Justice Dept. will appeal DACA ruling, asks to go directly to Supreme Court
Justice Department officials said Tuesday they are appealing last week's decision by a federal judge that blocked the Trump administration from ending Deferred Action for Childhood Arrivals, an Obama-era program that gave work permits to about 788,000 young people and protected them from deportation.
Officials announced that they were taking the "rare step" of asking the U.S. Supreme Court to intervene, leap-frogging over the 9th Circuit Court of Appeals by seeking a "direct review" by the court's nine justices.
Last week, U.S. District Court Judge William F. Alsup ordered the administration to resume accepting renewal applications for the program under the same terms and conditions that were in effect before Trump administration officials announced last September that they would wind down the program.
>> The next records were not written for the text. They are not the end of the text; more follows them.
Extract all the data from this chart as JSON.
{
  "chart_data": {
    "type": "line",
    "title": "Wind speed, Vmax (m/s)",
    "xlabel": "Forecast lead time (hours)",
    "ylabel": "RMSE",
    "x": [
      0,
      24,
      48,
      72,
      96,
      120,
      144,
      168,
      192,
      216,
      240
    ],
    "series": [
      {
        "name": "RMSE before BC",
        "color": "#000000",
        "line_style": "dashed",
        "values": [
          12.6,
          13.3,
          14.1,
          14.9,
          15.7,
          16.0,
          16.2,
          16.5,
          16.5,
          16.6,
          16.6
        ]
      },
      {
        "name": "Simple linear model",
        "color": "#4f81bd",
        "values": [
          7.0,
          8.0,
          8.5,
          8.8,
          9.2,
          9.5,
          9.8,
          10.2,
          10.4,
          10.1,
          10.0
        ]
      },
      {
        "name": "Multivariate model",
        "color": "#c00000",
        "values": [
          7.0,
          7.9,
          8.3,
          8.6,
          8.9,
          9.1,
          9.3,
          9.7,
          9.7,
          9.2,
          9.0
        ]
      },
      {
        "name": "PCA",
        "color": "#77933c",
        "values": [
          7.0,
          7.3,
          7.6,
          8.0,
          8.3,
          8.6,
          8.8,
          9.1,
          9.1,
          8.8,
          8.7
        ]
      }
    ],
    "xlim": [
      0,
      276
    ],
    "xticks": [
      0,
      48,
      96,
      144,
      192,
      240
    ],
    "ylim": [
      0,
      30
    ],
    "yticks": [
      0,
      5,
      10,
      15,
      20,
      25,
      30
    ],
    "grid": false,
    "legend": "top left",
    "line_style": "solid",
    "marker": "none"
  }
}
The decision is part of a lawsuit containing five consolidated cases, including one led by former Homeland Security Secretary Janet Napolitano, an ex-governor of Arizona who now serves as the president of the University of California.
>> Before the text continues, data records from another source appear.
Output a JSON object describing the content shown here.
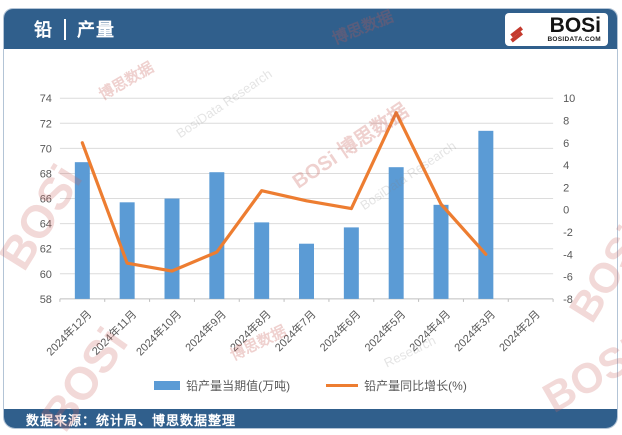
{
  "theme": {
    "brand_blue": "#305F8C",
    "bar_color": "#5B9BD5",
    "line_color": "#ED7D31",
    "axis_text_color": "#595959",
    "gridline_color": "#DCDCDC"
  },
  "header": {
    "title_prefix": "铅",
    "title_name": "产量",
    "logo": {
      "text": "BOSi",
      "subtext": "BOSIDATA.COM"
    }
  },
  "footer": {
    "source_text": "数据来源：统计局、博思数据整理"
  },
  "watermark": {
    "items": [
      {
        "text": "博思数据"
      },
      {
        "text": "BOSi"
      },
      {
        "text": "博思数据"
      },
      {
        "text": "BosiData Research"
      },
      {
        "text": "BOSi 博思数据"
      },
      {
        "text": "BosiData Research"
      },
      {
        "text": "BOSi"
      },
      {
        "text": "博思数据"
      },
      {
        "text": "Research"
      },
      {
        "text": "BOSi"
      },
      {
        "text": "BOSi"
      }
    ]
  },
  "chart_data": {
    "type": "bar+line combo",
    "title": "铅 | 产量",
    "categories": [
      "2024年12月",
      "2024年11月",
      "2024年10月",
      "2024年9月",
      "2024年8月",
      "2024年7月",
      "2024年6月",
      "2024年5月",
      "2024年4月",
      "2024年3月",
      "2024年2月"
    ],
    "series": [
      {
        "name": "铅产量当期值(万吨)",
        "type": "bar",
        "axis": "left",
        "color": "#5B9BD5",
        "values": [
          68.9,
          65.7,
          66.0,
          68.1,
          64.1,
          62.4,
          63.7,
          68.5,
          65.5,
          71.4,
          null
        ]
      },
      {
        "name": "铅产量同比增长(%)",
        "type": "line",
        "axis": "right",
        "color": "#ED7D31",
        "values": [
          6.0,
          -4.8,
          -5.5,
          -3.8,
          1.7,
          0.8,
          0.1,
          8.7,
          0.5,
          -4.0,
          null
        ]
      }
    ],
    "left_axis": {
      "min": 58,
      "max": 74,
      "step": 2,
      "ticks": [
        58,
        60,
        62,
        64,
        66,
        68,
        70,
        72,
        74
      ]
    },
    "right_axis": {
      "min": -8,
      "max": 10,
      "step": 2,
      "ticks": [
        -8,
        -6,
        -4,
        -2,
        0,
        2,
        4,
        6,
        8,
        10
      ]
    },
    "grid": "horizontal gridlines from left axis",
    "legend_position": "bottom",
    "x_label_rotation": -45
  }
}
In a news release, Attorney General Jeff Sessions attacked Alsup's decision and drew a comparison between DACA and a similar 2014 program created by the Obama administration to protect the parents of DACA recipients. The second program, known as Deferred Action for Parents of Americans and Lawful Permanent Residents, or DAPA, allowed parents to seek their own work permits and protection from deportation.
"It defies both law and common sense for DACA—an entirely discretionary non-enforcement policy that was implemented unilaterally by the last administration after Congress rejected similar legislative proposals and courts invalidated the similar DAPA policy—to somehow be mandated nationwide by a single district court in San Francisco," Sessions said.
But Session's argument mischaracterized the Supreme Court's decision.
Following Obama's announcement of DAPA during a televised addressed in November 2014, immigration hardliners in 26 states, including Arizona and Texas, filed a lawsuit challenging the program.
In 2015, a judge in a Texas court agreed and blocked the program. Federal officials appealed, but failed to convince a panel of judges at the 5th Circuit Court of Appeals to allow the program to move forward.
Months later, the case went to the Supreme Court, but with the absence of Justice Antonin Scalia, who died suddenly in February 2016, and the refusal by congressional Republicans to accept Obama's nomination of Merrick Garland to succeed Scalia, the court was deadlocked 4-4, leaving the lower court's injunction in place.
Sessions argued that the decision to wind-down DACA was within the secretary of Homeland Security's discretion and that the program was ended to "give Congress an opportunity to act on this issue" and "in light of ongoing litigation in which the injunction against DAPA had already been affirmed by the Supreme Court," he said.
"We are now taking the rare step of requesting direct review on the merits of this injunction by the Supreme Court so that this issue may be resolved quickly and fairly for all the parties involved," Sessions said.
On Friday, Homeland Security officials announced that U.S. Citizenship and Immigration Services was once again accepting renewal applications for DACA, writing that "until further notice, and unless otherwise provided in this guidance, the DACA policy will be operated on the terms in place before it was rescinded on Sept. 5, 2017."
Those who previously were granted deferred action can still request a renewal, however, USCIS is not accepting new request, nor will the agency accept "advanced parole" allowing DACA recipients to travel outside of the United States.